BehanceはiPhoneアプリもある。ちょっとした空き時間に眺めれば、感性を刺激する作品に出会えるかも。

自分の作品を発信!

Behanceは、自分の作品を世界に発信することも可能だ。iPhoneアプリでは簡単な操作で自分の写真を投稿できる。

Creative Cloudライブラリで自分自身のアセット管理を

Adobe CCのユーザには、100GBのクラウドストレージ領域と「CC(Creative Cloud)ライブラリ」というクラウドスペースが提供される。CCライブラリとは自分のためのアセット置き場であり、異なるマシン間でのアセットの共有やツール間のアセット共有、モバイルアプリとの連携に利用される。Adobe CCのユーザは2台までのコンピュータにツールをインストールできるが、CCライブラリがあることによって、それぞれのマシンでシームレスなアセットの利用が実現するのだ。

さらにCCライブラリでは、他のユーザとアセットを共有する機能もある。ほかのユーザとの共同作業において、同じアセットやスウォッチなどを手軽に共有できるというメリットがある。

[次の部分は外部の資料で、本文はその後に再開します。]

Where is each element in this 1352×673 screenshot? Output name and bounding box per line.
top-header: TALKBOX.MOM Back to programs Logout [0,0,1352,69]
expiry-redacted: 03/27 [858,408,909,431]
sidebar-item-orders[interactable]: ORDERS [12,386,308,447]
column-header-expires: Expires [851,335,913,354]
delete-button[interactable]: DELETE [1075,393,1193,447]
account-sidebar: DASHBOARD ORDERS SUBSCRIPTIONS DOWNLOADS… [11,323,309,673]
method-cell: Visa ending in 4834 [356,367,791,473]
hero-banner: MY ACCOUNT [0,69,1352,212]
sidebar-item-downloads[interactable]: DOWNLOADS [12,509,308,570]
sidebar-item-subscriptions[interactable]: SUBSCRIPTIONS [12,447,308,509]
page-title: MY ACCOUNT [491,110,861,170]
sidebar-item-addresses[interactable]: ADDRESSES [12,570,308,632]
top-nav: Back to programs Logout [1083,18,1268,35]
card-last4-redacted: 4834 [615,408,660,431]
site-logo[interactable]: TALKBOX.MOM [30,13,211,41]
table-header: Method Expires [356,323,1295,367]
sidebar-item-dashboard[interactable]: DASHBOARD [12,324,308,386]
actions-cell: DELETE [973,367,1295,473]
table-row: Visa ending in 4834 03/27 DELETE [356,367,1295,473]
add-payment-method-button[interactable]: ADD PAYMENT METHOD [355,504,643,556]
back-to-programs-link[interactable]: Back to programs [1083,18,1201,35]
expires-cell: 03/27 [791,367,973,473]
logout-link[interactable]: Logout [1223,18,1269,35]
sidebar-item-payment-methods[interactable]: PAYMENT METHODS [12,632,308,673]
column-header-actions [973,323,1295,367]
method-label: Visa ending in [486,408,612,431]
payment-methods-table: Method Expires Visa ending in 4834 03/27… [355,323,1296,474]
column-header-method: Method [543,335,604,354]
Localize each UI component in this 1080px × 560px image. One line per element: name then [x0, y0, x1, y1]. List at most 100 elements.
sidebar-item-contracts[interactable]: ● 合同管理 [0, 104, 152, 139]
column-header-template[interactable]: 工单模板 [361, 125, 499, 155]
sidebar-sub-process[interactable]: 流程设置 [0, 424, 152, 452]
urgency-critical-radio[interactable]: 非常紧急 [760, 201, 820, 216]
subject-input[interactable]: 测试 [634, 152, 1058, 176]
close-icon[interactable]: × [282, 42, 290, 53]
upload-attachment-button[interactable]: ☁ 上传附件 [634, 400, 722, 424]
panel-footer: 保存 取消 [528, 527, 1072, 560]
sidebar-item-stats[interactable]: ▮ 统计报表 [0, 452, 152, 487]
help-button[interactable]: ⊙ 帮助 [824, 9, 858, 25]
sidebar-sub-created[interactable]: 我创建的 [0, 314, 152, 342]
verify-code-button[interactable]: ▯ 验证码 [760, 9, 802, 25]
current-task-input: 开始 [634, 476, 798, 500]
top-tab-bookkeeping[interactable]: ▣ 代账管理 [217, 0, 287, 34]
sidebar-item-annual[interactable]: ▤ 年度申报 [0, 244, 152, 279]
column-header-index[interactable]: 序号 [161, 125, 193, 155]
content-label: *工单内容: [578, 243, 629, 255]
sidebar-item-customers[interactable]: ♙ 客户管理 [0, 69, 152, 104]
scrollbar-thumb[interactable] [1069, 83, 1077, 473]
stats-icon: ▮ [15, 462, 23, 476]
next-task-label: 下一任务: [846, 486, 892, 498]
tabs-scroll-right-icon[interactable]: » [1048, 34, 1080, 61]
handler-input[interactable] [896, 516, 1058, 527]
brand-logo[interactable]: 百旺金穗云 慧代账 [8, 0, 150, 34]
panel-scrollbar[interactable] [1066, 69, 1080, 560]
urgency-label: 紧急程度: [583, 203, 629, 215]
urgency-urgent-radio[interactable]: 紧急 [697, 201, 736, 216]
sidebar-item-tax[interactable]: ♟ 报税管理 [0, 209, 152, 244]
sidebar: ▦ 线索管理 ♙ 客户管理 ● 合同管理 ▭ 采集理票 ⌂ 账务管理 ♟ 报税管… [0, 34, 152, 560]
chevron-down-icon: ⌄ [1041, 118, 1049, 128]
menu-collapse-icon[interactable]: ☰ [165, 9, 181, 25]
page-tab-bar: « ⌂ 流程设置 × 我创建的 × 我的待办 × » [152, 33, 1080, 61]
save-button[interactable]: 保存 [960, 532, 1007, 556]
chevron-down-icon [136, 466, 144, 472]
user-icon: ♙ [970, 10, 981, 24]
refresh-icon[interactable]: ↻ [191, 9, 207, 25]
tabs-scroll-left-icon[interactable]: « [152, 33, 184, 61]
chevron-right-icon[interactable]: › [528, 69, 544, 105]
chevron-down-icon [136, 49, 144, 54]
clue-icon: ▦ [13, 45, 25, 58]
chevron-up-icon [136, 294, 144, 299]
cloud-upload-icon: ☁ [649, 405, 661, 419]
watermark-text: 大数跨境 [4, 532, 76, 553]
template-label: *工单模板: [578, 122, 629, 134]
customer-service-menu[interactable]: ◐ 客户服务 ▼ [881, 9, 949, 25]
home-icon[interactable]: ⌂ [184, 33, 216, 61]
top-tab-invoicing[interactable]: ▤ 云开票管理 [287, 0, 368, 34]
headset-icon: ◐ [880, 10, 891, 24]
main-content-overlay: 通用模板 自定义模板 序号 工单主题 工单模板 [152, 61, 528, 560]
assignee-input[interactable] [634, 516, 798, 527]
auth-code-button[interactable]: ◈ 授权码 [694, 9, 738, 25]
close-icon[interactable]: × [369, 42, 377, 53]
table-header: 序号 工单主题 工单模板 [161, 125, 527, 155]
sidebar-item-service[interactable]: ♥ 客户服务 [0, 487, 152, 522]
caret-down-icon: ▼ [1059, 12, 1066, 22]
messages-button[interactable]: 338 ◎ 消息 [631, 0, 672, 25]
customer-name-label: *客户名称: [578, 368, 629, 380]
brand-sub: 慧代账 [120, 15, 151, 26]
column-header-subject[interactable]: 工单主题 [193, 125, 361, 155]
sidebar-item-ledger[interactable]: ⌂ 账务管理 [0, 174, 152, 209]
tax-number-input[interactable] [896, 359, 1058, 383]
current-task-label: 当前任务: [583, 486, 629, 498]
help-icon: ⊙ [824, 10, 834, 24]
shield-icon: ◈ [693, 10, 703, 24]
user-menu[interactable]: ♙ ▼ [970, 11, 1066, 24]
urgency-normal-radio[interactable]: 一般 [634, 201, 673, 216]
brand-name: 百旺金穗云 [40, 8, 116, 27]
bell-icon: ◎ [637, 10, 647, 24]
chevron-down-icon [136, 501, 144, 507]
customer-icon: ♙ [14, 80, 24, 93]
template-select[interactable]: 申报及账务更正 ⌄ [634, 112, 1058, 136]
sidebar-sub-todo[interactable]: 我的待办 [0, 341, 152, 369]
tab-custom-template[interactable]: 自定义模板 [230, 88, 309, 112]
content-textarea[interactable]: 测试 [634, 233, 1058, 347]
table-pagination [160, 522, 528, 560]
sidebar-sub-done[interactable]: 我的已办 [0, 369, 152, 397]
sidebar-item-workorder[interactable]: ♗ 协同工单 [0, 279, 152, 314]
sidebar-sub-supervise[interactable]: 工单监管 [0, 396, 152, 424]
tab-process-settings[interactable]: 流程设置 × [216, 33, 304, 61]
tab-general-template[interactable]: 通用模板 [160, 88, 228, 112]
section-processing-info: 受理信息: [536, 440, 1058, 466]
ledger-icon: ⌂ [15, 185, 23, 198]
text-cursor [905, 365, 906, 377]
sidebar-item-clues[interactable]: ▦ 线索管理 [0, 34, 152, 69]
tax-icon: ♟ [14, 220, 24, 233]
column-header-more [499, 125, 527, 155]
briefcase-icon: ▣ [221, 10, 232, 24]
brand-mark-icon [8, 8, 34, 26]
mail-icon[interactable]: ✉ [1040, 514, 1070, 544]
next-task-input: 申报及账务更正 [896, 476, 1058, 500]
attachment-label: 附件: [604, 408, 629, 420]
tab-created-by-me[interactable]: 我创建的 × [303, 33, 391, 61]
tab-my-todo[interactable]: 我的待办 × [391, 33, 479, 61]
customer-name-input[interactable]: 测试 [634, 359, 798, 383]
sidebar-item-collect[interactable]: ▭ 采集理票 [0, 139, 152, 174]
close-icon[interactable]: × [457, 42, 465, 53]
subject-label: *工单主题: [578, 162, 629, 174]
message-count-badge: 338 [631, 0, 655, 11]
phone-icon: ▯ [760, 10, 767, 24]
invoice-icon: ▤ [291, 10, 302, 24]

一方、クラウドストレージはあくまでファイル置き場として使えるスペースで、DropBoxなどと同じ感覚でファイルの同期ができる。100GBというスペースはかなりゆとりのある要領であり、活用しないまま眠らせておくのはもったいない。こちらも他者へのファイル共有機能があり、大容量ファイルの受け渡しなどに利用できる。

これらのクラウド領域をしっかり活用することで、Adobe CCのツール群はさらに使い勝手のいいものになるだろう。

ライブラリやクラウドストレージのファイルは、メールなどでリンクを送信し、他のユーザと共有できる。